The following code snippet will parse the books data provided at the training.


In [2]:
import os
if os.path.exists('books/ratings'):
    ratings = gl.SFrame('books/ratings')
    items = gl.SFrame('books/items')
    users = gl.SFrame('books/users')
else:
    ratings = gl.SFrame.read_csv('books/book-ratings.csv')
    ratings.save('books/ratings')
    items = gl.SFrame.read_csv('books/book-data.csv')
    items.save('books/items')
    users = gl.SFrame.read_csv('books/user-data.csv')
    users.save('books/users')


[INFO] This commercial license of GraphLab Create is assigned to engr@turi.com.

[INFO] Start server at: ipc:///tmp/graphlab_server-41686 - Server binary: /Users/chris/miniconda/lib/python2.7/site-packages/graphlab/unity_server - Server log: /tmp/graphlab_server_1443482376.log
[INFO] GraphLab Server Version: 1.6.1

Visually explore the above data using GraphLab Canvas.

Recommendation systems

In this section we will make a model that can be used to recommend new tags to users.

Creating a Model

Use gl.recommender.create() to create a model that can be used to recommend tags to each user.


In [ ]:

Print a summary of the model by simply entering the name of the object.


In [ ]:

Get all unique users from the first 10000 observations and save them as a variable called users.


In [ ]:

Get 20 recommendations for each user in your list of users. Save these as a new SFrame called recs.


In [ ]:

Inspecting your model

Get an SFrame of the 20 most similar items for each observed item.


In [ ]:

This dataset has multiple rows corresponding to the same book, e.g., in situations where reprintings were done by different publishers in different year.

For each unique value of 'book' in the items SFrame, select one of the of the available values for author, publisher, and year. Hint: Try using SFrame.groupby and gl.aggregate.SELECT_ONE.


In [ ]:

Computing the number of times each book was rated, and add a column containing these counts to the items SFrame using SFrame.join.


In [ ]:

Print the first few books, sorted by the number of times they have been rated. Do these values make sense?


In [ ]:

Now print the most similar items per item, sorted by the most common books.
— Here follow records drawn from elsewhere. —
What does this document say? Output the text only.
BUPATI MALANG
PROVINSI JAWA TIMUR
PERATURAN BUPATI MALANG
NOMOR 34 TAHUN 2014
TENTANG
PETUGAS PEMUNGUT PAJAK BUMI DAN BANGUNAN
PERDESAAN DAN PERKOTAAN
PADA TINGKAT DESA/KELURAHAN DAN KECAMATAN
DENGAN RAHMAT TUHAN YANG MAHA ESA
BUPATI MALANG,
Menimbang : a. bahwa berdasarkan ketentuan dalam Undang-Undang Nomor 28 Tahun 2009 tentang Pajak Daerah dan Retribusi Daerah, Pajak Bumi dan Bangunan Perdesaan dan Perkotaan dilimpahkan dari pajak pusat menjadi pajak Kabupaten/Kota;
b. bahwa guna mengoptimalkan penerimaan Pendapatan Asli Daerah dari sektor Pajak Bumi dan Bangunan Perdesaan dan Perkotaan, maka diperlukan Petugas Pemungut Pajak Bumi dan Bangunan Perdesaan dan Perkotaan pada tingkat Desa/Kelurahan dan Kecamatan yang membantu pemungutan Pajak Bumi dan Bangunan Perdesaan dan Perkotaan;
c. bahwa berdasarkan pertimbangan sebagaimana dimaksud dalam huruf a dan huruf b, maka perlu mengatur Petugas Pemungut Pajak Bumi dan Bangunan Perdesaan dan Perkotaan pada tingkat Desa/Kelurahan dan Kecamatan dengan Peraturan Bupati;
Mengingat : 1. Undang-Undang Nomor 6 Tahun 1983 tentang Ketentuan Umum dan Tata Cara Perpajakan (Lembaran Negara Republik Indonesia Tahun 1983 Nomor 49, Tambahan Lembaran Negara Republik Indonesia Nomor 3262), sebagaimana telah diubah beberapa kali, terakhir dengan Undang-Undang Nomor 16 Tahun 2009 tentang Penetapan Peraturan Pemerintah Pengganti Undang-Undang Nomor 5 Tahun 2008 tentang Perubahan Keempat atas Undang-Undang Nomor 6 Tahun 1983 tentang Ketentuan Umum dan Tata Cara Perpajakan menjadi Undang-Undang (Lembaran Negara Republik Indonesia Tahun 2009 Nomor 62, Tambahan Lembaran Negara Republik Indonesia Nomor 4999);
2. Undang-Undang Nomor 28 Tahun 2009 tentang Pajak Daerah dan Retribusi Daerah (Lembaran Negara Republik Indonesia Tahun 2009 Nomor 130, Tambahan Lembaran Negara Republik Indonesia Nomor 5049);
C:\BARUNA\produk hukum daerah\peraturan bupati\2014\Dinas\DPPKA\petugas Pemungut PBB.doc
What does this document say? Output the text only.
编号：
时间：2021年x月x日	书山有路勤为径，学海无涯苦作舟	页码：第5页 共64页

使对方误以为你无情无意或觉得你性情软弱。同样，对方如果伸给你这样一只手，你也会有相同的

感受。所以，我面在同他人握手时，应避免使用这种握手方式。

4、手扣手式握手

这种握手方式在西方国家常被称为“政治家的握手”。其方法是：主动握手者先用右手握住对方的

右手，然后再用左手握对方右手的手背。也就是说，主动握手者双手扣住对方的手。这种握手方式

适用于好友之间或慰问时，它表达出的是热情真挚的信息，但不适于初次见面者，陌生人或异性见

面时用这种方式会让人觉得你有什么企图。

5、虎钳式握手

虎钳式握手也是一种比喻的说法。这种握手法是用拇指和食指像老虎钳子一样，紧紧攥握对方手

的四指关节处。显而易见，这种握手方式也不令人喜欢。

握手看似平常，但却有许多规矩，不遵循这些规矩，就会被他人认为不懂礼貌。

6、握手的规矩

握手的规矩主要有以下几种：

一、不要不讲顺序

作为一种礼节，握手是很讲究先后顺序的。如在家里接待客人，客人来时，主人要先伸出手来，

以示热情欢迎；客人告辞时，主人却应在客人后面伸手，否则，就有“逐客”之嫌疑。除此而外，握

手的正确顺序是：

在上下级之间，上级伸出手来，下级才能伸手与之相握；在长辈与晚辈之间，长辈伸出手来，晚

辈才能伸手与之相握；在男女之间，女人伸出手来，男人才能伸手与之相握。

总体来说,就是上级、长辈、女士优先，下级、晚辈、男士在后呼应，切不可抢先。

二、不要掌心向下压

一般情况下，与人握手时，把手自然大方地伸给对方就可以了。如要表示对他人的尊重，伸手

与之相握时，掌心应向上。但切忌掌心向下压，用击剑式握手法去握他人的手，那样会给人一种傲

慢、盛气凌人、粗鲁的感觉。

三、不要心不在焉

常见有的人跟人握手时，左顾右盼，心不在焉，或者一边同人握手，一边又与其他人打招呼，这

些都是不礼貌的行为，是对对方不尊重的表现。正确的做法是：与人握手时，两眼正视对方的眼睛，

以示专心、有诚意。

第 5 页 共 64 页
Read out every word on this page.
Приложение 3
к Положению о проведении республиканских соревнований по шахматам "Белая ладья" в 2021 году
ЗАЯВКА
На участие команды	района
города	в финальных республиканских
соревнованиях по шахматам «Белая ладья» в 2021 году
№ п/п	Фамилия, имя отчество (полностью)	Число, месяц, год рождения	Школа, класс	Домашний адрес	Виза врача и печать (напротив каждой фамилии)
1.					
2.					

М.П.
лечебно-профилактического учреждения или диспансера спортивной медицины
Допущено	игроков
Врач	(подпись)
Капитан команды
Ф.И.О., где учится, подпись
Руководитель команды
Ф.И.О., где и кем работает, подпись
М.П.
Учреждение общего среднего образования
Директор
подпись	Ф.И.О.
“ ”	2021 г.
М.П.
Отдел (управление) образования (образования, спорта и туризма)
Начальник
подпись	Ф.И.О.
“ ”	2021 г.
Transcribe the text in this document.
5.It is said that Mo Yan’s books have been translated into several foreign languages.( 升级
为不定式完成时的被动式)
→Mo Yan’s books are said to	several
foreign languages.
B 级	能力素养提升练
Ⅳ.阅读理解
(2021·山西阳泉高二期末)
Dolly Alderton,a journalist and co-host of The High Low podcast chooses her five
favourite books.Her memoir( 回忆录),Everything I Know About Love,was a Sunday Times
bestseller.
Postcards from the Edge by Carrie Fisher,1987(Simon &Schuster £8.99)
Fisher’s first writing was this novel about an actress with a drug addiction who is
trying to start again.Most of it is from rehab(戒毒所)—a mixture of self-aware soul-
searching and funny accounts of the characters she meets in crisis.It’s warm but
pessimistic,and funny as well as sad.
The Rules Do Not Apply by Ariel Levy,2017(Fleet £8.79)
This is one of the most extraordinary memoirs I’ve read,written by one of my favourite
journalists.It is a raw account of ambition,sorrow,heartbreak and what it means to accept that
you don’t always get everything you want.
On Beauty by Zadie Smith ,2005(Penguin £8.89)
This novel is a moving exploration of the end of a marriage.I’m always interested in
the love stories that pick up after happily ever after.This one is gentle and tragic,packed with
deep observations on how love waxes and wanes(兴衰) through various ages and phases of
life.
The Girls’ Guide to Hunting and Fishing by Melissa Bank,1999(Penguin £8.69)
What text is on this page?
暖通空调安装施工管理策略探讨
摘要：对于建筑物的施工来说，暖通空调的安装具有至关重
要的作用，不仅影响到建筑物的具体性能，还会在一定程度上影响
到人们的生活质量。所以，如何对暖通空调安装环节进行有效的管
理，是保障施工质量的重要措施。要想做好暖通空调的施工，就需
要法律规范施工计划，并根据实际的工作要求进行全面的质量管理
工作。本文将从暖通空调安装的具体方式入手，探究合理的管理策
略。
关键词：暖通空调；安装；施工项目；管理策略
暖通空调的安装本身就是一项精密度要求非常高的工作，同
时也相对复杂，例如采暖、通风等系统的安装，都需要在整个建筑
Hint: Join the two SFrames you created above.


In [ ]:

Experimenting with other models

Create a dataset called implicit that contains only ratings data where rating was 4 or greater.


In [ ]:

Create a train/test split of the implicit data created above. Hint: Use random_split_by_user.


In [ ]:

Print the first 5 rows of the training set.


In [ ]:

Create a ranking_factorization_recommender model using just the training set and 20 factors.


In [ ]:

Evaluate how well this model recommends items that were seen in the test set you created above. Hint: Check out m.evaluate_precision_recall().


In [ ]:

Create an SFrame containing only one observation, where 'Billy Bob' has rated 'Animal Farm' with score 5.0.


In [ ]:

Use this data when querying for recommendations for the user 'Billy Bob'.


In [ ]: